G.I. Joe #5 Review

by Jay Hill on February 12, 2020

Written by: Paul Allor
Art by: Chris Evenhuis
Colors by: Brittany Peer
Lettered by: Neil Uyetake
Published by: IDW Publishing

Cobra has taken control of America. On their rise to power, they chose to make an example out of Indianapolis. In this issue, we get to see what was left in Coba's wake, or rather, who was left.

Like some of the earlier issues, this one feels like a one-off episode. Hopefully, that doesn’t sound like a negative thing because it isn’t. That framing for a story can do things others can’t such as establishing a setting and giving it a feeling of closure. And, that is one of the things best about this issue. More of this Cobra controlled world gets fleshed out as we visit the ruins of Indianapolis, now dubbed Dreadnokistan by the Dreadnok gang that inhabit it. Undoubtedly, what this comic does to the lore of G.I. Joe is one of its biggest draws and this issue exemplifies that. Zartan, the leader of the Dreadnoks, is warned by the visiting Joes of Cobra’s plan to finish what they started in Indy. Throughout the issue, we get a look into the interesting tribal-like environment of the Dreadnok survivors which opens many paths for the issue to ask and display philosophical and ideological questions. 

This is something I applauded the previous issue for, but unlike that one, this issue never reaches a point where those ideas are explicitly addressed so that it resonates through the story. What we do get to see is the comparison of how the Dreadnoks react compared to how the Joes have chosen to act. The reveal of what happened in Indy along with the plans for the future add more context and content to the ongoing story. Although, I wouldn’t have minded more elements of the past or plans for the future to have been detailed. Throughout, the characters are crafted very well and the variety in personalities and outlooks made this an engrossing read. The event at the end took me off guard. It sort of happens fast (could say rushed) so I wasn’t given much time to react, but what goes down is quite substantial. In hindsight, it’s a pretty solemn end and leaves two Joes with a new view on things.

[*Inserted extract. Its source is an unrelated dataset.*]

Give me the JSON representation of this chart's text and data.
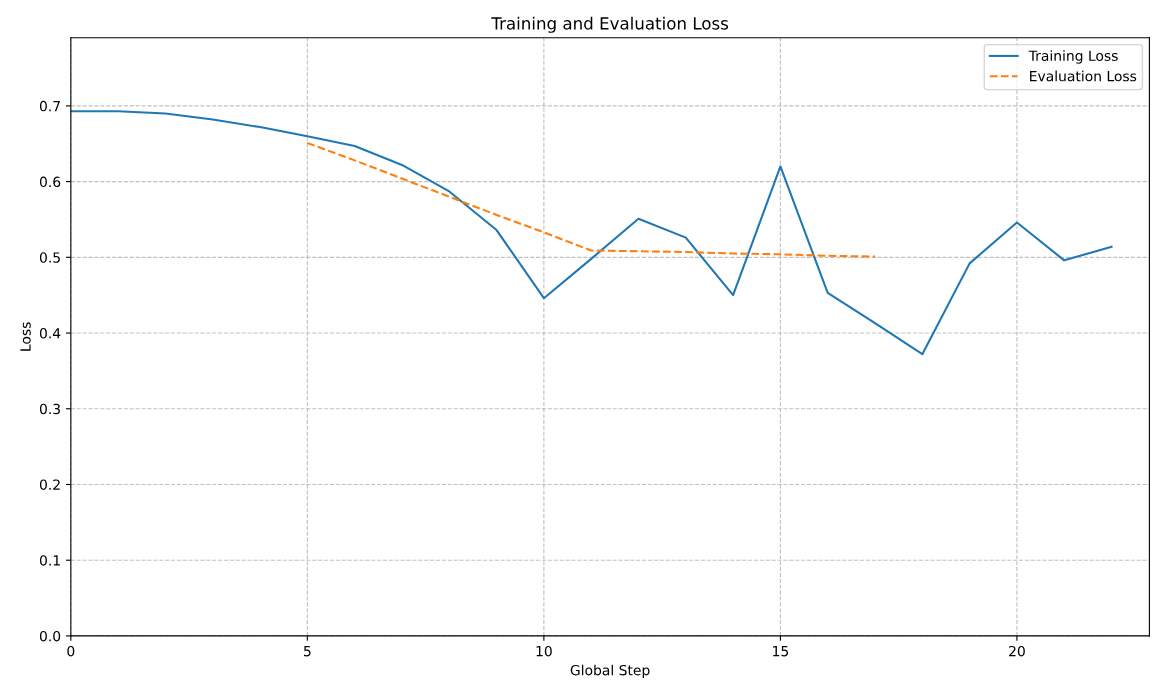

Chris Evenhuis is back on art with the style that cemented this series’ attitude for me. His great character illustrations and use of silhouettes are as gorgeous as ever. With a fair amount of action in this issue, there are a handful of scenes that are filled with excitement. And, in an issue that take serious turns, the later scenes convey that tone perfectly. Britany Peers’ colors and palette are still great and matched up to art that highlights that. Her way of shading matches the shape of Evenhuis’ with great cohesion.

This series of G.I. Joe continues to take me by surprise with its choice of stories. The exploration in this issue is unique and unlike anything I was expecting for the book. However, if the ending was given more time and the themes expressed clearer, this may have hit home even harder.